Compared to untreated negative controls, tumor sizes were decreased in the CTX alone, SLBZP (M)+CTX and SLBZP (H)+CTX groups (-52%,-53% and -58% respectively). Tumor cell density was decreased in all treated groups but most apparent in the SLBZP (H)+CTX group. Electron microscopic evidence of apoptosis was also most apparent in this group. Serum and/or tissue levels and expression of PDGF-BB, VEGF, Ang-1, Ang-2, their downstream signaling proteins and anti-apoptotic markers were lowest and pro-apoptotic markers highest in SLBZP (H)+CTX treated mice.
In this chemotherapy-induced animal model of HCC, SLBZP was most efficacious as adjunctive therapy and appears to act by inhibiting tumor growth promoters and anti-apoptotic proteins while enhancing pro-apoptotic proteins.
参苓白术散(SLBZP)是一种经典的中药方剂,已用于治疗胃肠道恶性肿瘤患者数十年。SLBZP是最佳作为单一药物还是辅助治疗尚未确定,其发挥抗肿瘤作用的机制也尚未明确。
研究SLBZP单独使用以及与环磷酰胺(CTX)联合使用对接受化疗的小鼠肝癌(HCC)模型中肿瘤生长、恶性细胞凋亡和Akt/核因子κB(NF-κB)信号传导的影响。
64只成年小鼠在皮下接种H22肝癌细胞后发生HCC。7天后,所有小鼠均接受一次CTX(200mg/kg)化疗。然后将小鼠随机分为8个研究组(每组n = 8)。3组分别单独用不同浓度的SLBZP(6.00、3.00、1.5g/kg)治疗,3组用SLBZP(6.00、3.00、1.5g/kg)加CTX(20mg/kg)治疗,1组单独用CTX(20mg/kg)治疗(阳性对照),1组用生理盐水治疗(未治疗,阴性对照)。所有组均治疗14天。在治疗结束时记录肿瘤大小、组织学以及血小板衍生生长因子-BB(PDGF-BB)、血管内皮生长因子(VEGF)、血管生成素-1(Ang-1)、血管生成素-2(Ang-2)、NF-κB、B细胞淋巴瘤-2(Bcl-2)、B细胞淋巴瘤-超大(Bcl-xL)、X连锁凋亡抑制蛋白(XIAP)、生存素、半胱天冬酶-3(Caspase-3)、半胱天冬酶-9(Caspase-9)、半胱天冬酶-7(Caspase-7)、Akt和磷酸化Akt的血清或组织水平和/或mRNA表达。

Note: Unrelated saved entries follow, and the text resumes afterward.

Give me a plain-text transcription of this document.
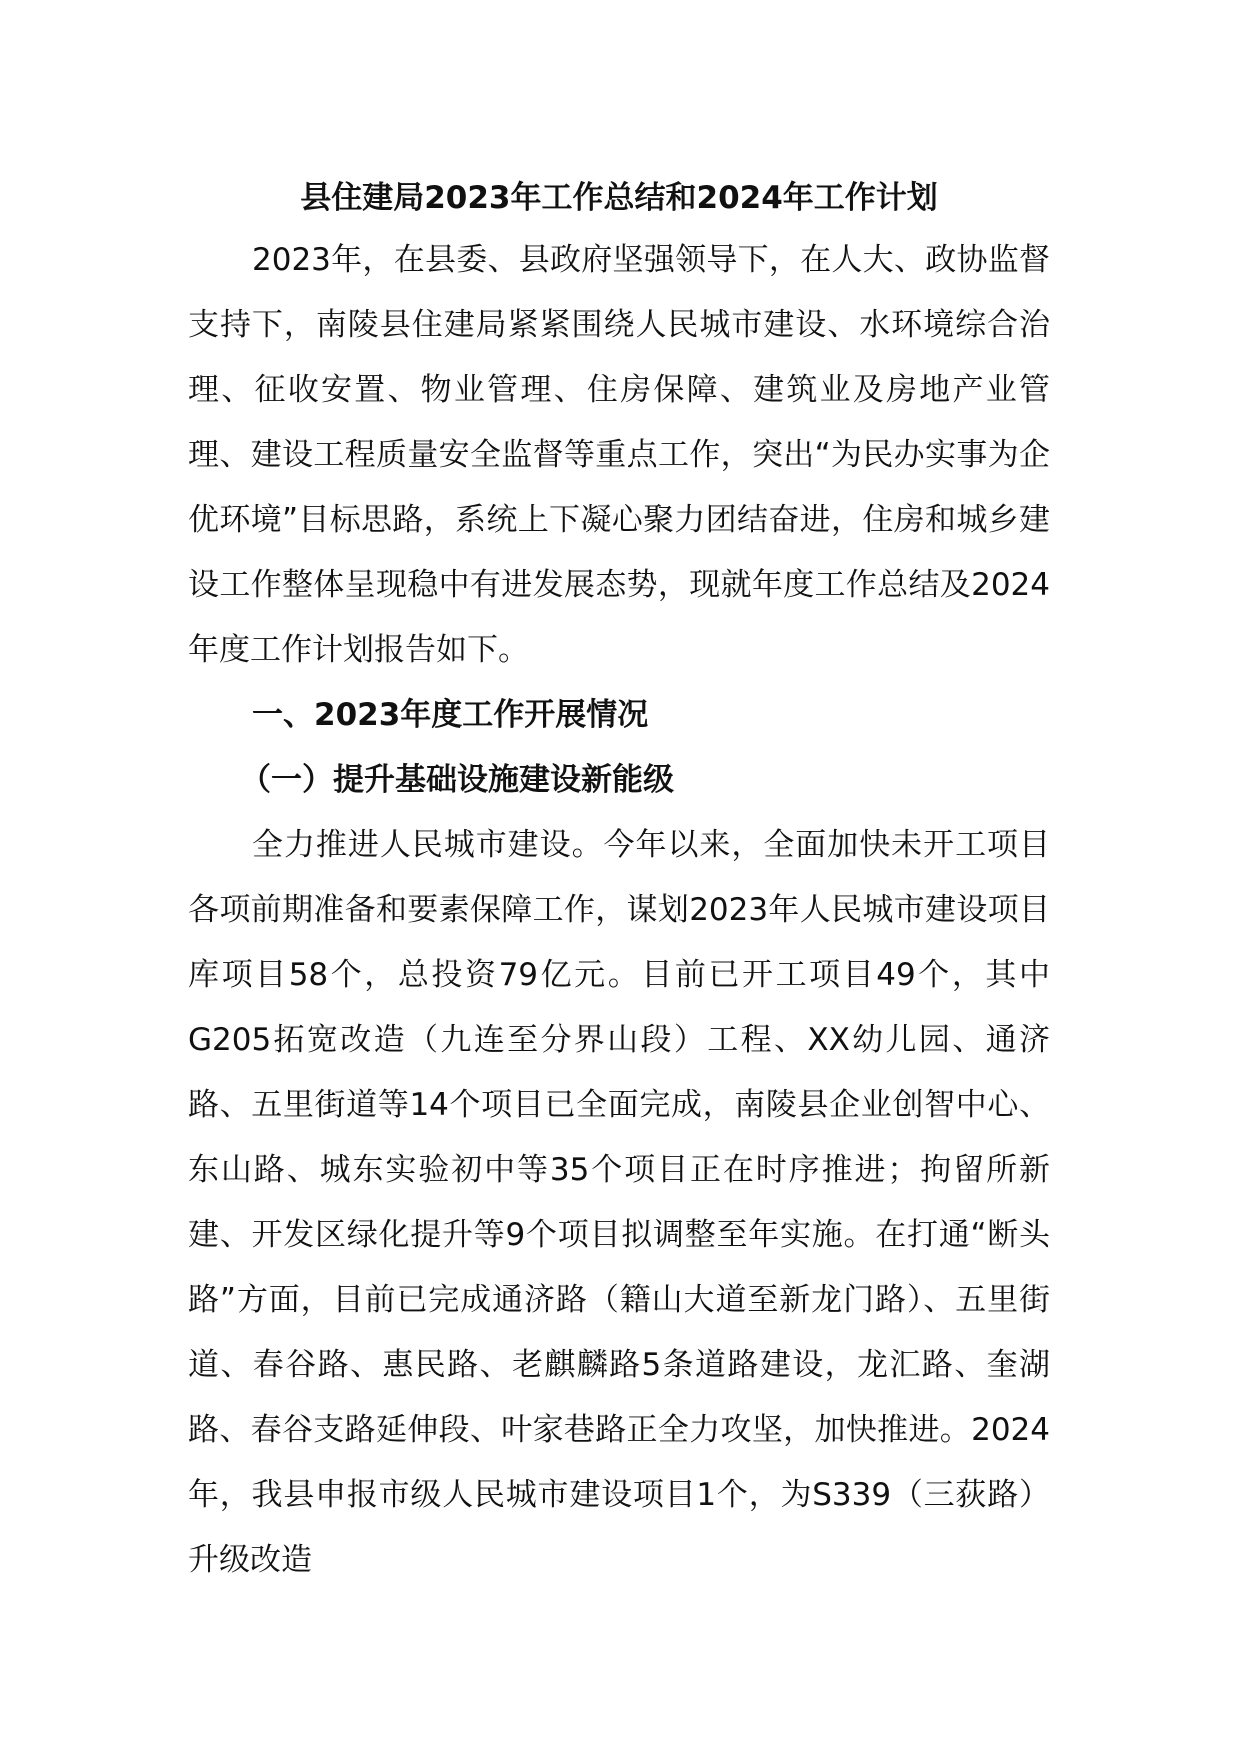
县住建局2023年工作总结和2024年工作计划

2023年，在县委、县政府坚强领导下，在人大、政协监督支持下，南陵县住建局紧紧围绕人民城市建设、水环境综合治理、征收安置、物业管理、住房保障、建筑业及房地产业管理、建设工程质量安全监督等重点工作，突出“为民办实事为企优环境”目标思路，系统上下凝心聚力团结奋进，住房和城乡建设工作整体呈现稳中有进发展态势，现就年度工作总结及2024年度工作计划报告如下。

一、2023年度工作开展情况
（一）提升基础设施建设新能级

全力推进人民城市建设。今年以来，全面加快未开工项目各项前期准备和要素保障工作，谋划2023年人民城市建设项目库项目58个，总投资79亿元。目前已开工项目49个，其中G205拓宽改造（九连至分界山段）工程、XX幼儿园、通济路、五里街道等14个项目已全面完成，南陵县企业创智中心、东山路、城东实验初中等35个项目正在时序推进；拘留所新建、开发区绿化提升等9个项目拟调整至年实施。在打通“断头路”方面，目前已完成通济路（籍山大道至新龙门路）、五里街道、春谷路、惠民路、老麒麟路5条道路建设，龙汇路、奎湖路、春谷支路延伸段、叶家巷路正全力攻坚，加快推进。2024年，我县申报市级人民城市建设项目1个，为S339（三荻路）升级改造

与未治疗的阴性对照相比,单独使用CTX、SLBZP(中剂量)+CTX和SLBZP(高剂量)+CTX组的肿瘤大小减小(分别为-52%、-53%和-58%)。所有治疗组的肿瘤细胞密度均降低,但在SLBZP(高剂量)+CTX组中最明显。该组中凋亡的电子显微镜证据也最明显。在SLBZP(高剂量)+CTX治疗的小鼠中,PDGF-BB、VEGF、Ang-1、Ang-2及其下游信号蛋白和抗凋亡标志物的血清和/或组织水平及表达最低,促凋亡标志物最高。
在这个化疗诱导的HCC动物模型中,SLBZP作为辅助治疗最有效,其作用似乎是通过抑制肿瘤生长促进因子和抗凋亡蛋白,同时增强促凋亡蛋白。